Gypsy entered our lives in the early 1970s, showing up in the backyard with a waddle in her walk and a defiant look in her yellow eyes. We voted on what to name her, with my father scrawling Owl on the paper I passed out to him, and it wasn’t inappropriate, given that steady, appraising gaze, but Gypsy prevailed – fitting for the tortoiseshell cat who roamed into the yard carrying nothing but her prenatal baggage, clearly the reason someone had dumped her on the road next to our house.
The kittens came a few weeks later, five of them, two orange, two black, and one multi-colored like her mother. Andi and I named them: OJ and Pumpkin, for obvious reasons, JT and Panda for the tuxedo-clad urchins and Crackers for the tortoiseshell. They would be only the first in a feline clan that would multiply exponentially over the next few years.
She wasn’t our first cat. We’d had many over the years, including Smoky, who can be seen in my first birthday photos, swishing a tail away from my clumsy baby fists. His name had something to do with the floor furnace in our first house and a singed tail. Then came Jimmy Durante, a rather ugly looking white cat whose appearance degenerated when he contracted a mouth tumor. We were in the Shannock house by then, and my father called Ray Richards, the police chief, who pulled out his service revolver and smoked a hole in Jimmy Durante’s peach-pit-sized head.
I don’t know who named him after the Cyrano de Bergerac of vaudeville, but Blackjack got his name from Andi, a reference to Jackie Kennedy Onassis’s father, John V. “Black Jack” Bouvier, a socialite and rake so called because of his perpetual tan. Andi was fascinated with celebrities and kept a scrapbook of Marilyn Monroe, Jackie O, and Natalie Wood, who she claimed I resembled. In the era before Wikipedia, she had a deep knowledge of the most arcane cultural references, gathered from reading Photoplay magazine and movie-star biographies.

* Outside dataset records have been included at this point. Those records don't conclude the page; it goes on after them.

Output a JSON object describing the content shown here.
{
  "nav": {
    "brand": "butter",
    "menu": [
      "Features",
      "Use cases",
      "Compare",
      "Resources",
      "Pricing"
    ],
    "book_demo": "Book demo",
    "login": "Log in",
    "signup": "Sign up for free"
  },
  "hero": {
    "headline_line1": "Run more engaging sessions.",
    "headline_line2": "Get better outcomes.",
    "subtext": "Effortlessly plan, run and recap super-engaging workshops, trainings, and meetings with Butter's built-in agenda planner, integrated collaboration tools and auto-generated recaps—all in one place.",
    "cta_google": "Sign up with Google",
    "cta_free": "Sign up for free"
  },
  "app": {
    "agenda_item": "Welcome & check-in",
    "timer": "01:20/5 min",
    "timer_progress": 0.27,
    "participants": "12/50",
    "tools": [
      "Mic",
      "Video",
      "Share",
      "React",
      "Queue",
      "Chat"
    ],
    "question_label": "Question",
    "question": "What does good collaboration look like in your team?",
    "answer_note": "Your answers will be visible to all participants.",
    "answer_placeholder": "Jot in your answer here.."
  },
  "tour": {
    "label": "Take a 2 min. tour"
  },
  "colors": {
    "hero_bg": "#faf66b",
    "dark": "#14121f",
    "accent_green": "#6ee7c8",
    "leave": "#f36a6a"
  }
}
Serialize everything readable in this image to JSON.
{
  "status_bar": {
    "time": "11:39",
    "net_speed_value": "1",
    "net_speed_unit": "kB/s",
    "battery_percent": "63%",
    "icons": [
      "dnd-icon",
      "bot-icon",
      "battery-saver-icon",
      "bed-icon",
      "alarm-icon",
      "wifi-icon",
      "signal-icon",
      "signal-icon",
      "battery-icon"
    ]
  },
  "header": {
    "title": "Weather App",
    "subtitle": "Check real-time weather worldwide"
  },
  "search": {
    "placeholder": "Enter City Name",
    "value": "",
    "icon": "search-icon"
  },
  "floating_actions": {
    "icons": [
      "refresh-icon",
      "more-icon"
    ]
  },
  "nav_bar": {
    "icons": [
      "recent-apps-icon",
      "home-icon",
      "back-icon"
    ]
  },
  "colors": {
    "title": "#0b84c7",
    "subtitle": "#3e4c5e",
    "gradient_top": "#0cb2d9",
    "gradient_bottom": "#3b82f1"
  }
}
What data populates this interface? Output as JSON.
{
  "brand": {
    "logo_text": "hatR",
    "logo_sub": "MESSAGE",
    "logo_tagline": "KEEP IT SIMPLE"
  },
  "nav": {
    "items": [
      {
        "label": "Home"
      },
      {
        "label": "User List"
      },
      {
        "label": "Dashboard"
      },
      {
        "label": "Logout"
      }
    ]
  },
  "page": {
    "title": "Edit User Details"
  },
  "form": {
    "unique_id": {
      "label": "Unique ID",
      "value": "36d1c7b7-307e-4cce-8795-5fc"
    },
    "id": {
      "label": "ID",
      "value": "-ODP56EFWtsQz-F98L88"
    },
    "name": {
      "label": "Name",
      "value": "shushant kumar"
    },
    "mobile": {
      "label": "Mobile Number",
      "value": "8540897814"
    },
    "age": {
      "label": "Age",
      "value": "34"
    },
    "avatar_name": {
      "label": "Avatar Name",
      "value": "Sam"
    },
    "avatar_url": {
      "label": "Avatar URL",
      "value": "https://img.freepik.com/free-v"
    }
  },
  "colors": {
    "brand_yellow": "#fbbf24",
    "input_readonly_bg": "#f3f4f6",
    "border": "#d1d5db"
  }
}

In a similar way she came up with an outrageous name for the deformed little kitten who showed up at my grandmother’s house in Tug Hollow one day. This little girl also had been dumped and had spent some time in the wild. One eye was crusted over and infected, and she walked with a hitch in her gait, as though she’d never recovered from a kick. We took her in, of course, and as she bumped into table legs and walls we realized she was at least partially blind.
In a moment of perversity, Andi named her Nadia Comaneci, after the graceful athletic powerhouse from Romania dominating the Olympics that summer of 1976. “Nadia” stuck, but the kitten lived only a year or two before succumbing to her various handicaps.
When it came to pet naming, I had neither the imagination nor the sly humor of my sister. When my sister Mary Jane produced a white rabbit for me one Easter, I promptly named her Mary. I had also named my favorite teddy bear after my glamorous older sister.
Grown up, I would have many felines of my own – Swifty, named by someone else; Perry, a name put to a later and much more important use; Gloria, for the 1985 hurricane; and, perhaps the finest of all, Dauber, who came with that awkward name from the animal shelter, where he stuck his head out of a cage and demanded to be rescued.
My mother, after years of Andi’s wicked humor, rebelled after we left home by naming every cat she ever had Kitty. Going to the vet and having to explain that Kitty was the particular, not the general, name grew tiresome, but my mother would not budge. When she passed away we took in the last Kitty and renamed her Misty, but it never stuck; my mother was right, she was Kitty, and now at the vet I would have to rack my brain for the name I’d told them was hers but never used.
Our late cats reside now in eternal rest in the northwest corner of the Shannock property, in a cemetery my father created under the pines, without the frightening connotations of a Stephen King novel. Each one grew into its name and left behind an indelible impression, and if I close my eyes I can remember their particular faces, their warm fur, and their stubborn determination to survive.